Partner, on behalf of itself and each of its directors, officers, employees, reseller representatives, and agents, hereby certifies that:

a) Partner has complied and will comply with the U.S. Foreign Corrupt Practices Act, the UK Bribery Act 2010, and all other applicable anti-corruption laws.

b) Partner has not requested, accepted, offered, or given, and will not request, accept, offer, or give, directly or indirectly, any bribe, kickback, or other improper or illegal payment of anything of value to any person in connection with the Agreement.

c) Partner has not corruptly taken any action in furtherance of an offer, payment, promise to pay, or authorization of the payment of anything of value, directly or indirectly, to a Government Official or any person for the purpose of:

i.
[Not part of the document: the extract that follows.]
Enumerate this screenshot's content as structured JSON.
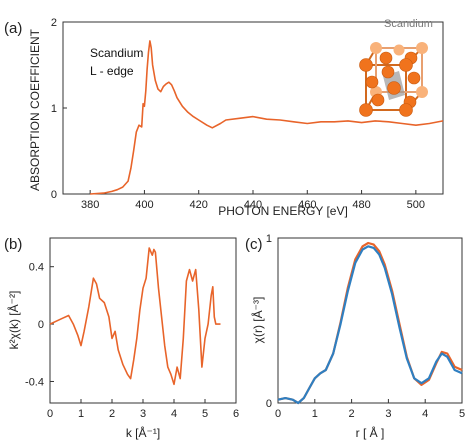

Obtaining or retaining business;

ii. Influencing any act or decision of a Government Official or any person in his or her official capacity;

iii. Inducing the Government Official or any person to do or omit to do any act in violation of his or her lawful duty;

iv. Securing any improper advantage; or

v. Inducing any Government Official or any person to use his or her position improperly to affect any act or decision of a government or government agency, department, or instrumentality.

d) Partner is not aware of (i) any request made by any person, including any Government Official, for any payment of money or anything of value prohibited by provision b. or c. of this Certification; or (ii) any other individual or company making, offering, paying, promising, or authorizing any payment of money or anything of value prohibited by provision b. or c. of this Certification in connection with the reseller agreement between Partner and Dispel.

e) Partner will immediately advise Dispel by e-mail at legal@dispel.io or in writing, at 61 Greenpoint Ave, 6th Floor, Brooklyn, NY 11222, if it fails to comply with the provisions of this Certification or otherwise becomes aware of any changes to these representations and covenants.